Director3D: Real-world Camera Trajectory and 3D Scene Generation from Text
Xinyang Li, Zhangyu Lai, Linning Xu, Yansong Qu, Liujuan Cao,, Shengchuan Zhang, Bo Dai, Rongrong Ji

TL;DR
Director3D is a novel framework that generates realistic 3D scenes and camera trajectories from text by modeling camera paths and scene details with diffusion models, outperforming existing methods.
Contribution
The paper introduces Director3D, a comprehensive open-world text-to-3D generation framework that models real-world camera trajectories and scene details using diffusion-based components.
Findings
Outperforms existing 3D generation methods in real-world scenarios
Effectively models complex, scene-specific camera trajectories
Produces pixel-aligned 3D scene representations with high consistency
Abstract
Recent advancements in 3D generation have leveraged synthetic datasets with ground truth 3D assets and predefined cameras.

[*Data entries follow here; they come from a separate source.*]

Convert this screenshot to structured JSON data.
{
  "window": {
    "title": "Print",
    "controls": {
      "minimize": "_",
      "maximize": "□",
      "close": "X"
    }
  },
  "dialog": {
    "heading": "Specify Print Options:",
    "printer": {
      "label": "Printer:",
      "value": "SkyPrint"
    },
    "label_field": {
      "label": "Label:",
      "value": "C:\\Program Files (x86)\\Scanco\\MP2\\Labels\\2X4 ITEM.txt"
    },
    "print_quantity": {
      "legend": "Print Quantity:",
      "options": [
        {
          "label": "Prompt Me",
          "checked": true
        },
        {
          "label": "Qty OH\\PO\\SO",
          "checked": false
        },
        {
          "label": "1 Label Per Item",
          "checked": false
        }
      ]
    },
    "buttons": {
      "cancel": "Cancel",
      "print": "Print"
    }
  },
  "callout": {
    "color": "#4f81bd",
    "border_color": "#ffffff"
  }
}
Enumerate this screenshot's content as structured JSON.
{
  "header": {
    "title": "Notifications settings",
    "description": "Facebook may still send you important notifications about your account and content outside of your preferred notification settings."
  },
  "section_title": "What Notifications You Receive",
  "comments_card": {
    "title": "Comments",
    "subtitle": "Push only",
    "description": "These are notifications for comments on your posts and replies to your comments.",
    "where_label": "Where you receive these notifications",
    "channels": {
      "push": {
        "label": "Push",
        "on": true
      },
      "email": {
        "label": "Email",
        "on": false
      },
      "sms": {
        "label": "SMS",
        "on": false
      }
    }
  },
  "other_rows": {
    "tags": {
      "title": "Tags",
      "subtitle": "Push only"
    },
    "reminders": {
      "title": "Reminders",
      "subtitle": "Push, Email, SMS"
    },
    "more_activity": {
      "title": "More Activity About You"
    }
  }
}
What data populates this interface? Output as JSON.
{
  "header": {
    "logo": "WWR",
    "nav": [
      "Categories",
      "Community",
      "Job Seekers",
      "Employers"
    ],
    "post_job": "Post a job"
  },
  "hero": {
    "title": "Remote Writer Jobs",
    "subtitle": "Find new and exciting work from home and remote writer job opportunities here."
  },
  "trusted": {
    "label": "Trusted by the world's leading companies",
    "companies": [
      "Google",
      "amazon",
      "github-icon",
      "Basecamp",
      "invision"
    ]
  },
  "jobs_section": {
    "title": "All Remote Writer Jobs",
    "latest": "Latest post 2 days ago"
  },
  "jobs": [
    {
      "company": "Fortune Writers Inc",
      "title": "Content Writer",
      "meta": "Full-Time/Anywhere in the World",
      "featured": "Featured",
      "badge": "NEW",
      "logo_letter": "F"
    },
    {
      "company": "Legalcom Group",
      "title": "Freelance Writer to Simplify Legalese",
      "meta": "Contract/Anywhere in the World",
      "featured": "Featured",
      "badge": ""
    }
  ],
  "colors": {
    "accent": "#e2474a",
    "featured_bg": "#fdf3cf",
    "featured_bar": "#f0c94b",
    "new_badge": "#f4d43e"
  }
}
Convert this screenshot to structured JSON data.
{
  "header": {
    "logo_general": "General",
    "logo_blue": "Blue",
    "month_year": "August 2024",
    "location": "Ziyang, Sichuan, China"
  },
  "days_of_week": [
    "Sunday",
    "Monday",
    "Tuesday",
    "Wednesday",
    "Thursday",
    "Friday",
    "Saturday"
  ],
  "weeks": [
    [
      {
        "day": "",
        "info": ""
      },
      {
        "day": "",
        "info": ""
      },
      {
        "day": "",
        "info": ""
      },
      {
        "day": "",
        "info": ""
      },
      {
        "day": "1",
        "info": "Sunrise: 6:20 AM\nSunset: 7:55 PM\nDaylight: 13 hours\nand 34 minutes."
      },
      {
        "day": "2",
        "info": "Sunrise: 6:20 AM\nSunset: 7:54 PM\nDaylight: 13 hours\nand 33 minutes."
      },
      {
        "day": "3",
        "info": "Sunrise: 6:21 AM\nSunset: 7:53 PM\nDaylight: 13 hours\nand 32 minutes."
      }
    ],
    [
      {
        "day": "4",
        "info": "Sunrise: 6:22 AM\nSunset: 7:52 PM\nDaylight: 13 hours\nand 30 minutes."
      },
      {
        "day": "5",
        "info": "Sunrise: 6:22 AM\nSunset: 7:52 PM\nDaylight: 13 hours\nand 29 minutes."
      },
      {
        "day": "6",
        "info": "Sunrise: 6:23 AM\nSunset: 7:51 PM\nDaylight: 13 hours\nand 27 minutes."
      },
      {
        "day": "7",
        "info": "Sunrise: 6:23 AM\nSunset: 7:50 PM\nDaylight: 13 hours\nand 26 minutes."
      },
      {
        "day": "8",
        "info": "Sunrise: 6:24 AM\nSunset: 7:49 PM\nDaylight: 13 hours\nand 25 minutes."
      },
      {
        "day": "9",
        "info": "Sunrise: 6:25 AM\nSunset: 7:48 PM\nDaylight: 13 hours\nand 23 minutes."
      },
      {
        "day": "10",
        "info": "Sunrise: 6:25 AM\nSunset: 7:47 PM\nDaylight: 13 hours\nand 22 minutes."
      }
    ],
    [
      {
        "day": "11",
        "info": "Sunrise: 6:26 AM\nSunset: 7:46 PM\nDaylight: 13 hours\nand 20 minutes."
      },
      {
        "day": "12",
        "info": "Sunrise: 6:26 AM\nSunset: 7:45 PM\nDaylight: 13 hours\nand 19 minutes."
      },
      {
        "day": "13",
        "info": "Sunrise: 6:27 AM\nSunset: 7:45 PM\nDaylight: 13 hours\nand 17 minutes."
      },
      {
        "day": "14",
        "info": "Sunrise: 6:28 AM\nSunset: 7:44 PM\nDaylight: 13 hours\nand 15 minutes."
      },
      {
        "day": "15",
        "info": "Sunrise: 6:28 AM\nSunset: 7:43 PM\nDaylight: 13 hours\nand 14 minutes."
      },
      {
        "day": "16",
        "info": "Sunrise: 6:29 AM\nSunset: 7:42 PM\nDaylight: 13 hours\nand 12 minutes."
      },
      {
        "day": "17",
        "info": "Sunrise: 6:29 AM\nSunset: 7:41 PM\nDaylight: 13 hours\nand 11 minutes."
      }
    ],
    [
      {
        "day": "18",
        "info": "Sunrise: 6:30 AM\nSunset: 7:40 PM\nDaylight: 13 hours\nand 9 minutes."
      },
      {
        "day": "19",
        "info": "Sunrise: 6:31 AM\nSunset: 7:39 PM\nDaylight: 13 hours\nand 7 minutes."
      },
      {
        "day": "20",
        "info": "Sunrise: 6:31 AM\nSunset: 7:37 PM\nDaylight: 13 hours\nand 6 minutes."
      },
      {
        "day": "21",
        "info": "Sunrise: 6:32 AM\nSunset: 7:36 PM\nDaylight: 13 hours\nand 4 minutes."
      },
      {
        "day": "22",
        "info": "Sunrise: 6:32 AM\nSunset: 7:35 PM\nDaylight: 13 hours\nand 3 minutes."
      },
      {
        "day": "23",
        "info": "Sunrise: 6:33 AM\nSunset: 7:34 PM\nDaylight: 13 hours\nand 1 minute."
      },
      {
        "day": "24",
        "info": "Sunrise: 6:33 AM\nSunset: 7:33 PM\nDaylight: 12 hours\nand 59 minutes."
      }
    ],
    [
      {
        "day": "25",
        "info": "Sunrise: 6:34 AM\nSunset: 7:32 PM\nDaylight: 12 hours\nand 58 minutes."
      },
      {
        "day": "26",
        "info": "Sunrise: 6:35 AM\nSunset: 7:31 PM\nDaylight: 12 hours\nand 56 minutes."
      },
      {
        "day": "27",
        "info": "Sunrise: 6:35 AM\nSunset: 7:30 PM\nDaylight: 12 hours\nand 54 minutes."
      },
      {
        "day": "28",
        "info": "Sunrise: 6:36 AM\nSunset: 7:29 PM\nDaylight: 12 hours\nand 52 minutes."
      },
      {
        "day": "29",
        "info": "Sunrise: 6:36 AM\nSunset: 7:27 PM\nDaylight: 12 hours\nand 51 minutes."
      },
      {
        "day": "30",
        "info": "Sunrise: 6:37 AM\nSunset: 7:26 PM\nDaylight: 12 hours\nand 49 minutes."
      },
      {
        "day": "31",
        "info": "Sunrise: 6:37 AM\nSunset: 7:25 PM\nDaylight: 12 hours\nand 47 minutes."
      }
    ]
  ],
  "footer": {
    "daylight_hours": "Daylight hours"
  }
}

However, the potential of adopting real-world datasets, which can produce significantly more realistic 3D scenes, remains largely unexplored. In this work, we delve into the key challenge of the complex and scene-specific camera trajectories found in real-world captures. We introduce Director3D, a robust open-world text-to-3D generation framework, designed to generate both real-world 3D scenes and adaptive camera trajectories. To achieve this, (1) we first utilize a Trajectory Diffusion Transformer, acting as the Cinematographer, to model the distribution of camera trajectories based on textual descriptions. (2) Next, a Gaussian-driven Multi-view Latent Diffusion Model serves as the Decorator, modeling the image sequence distribution given the camera trajectories…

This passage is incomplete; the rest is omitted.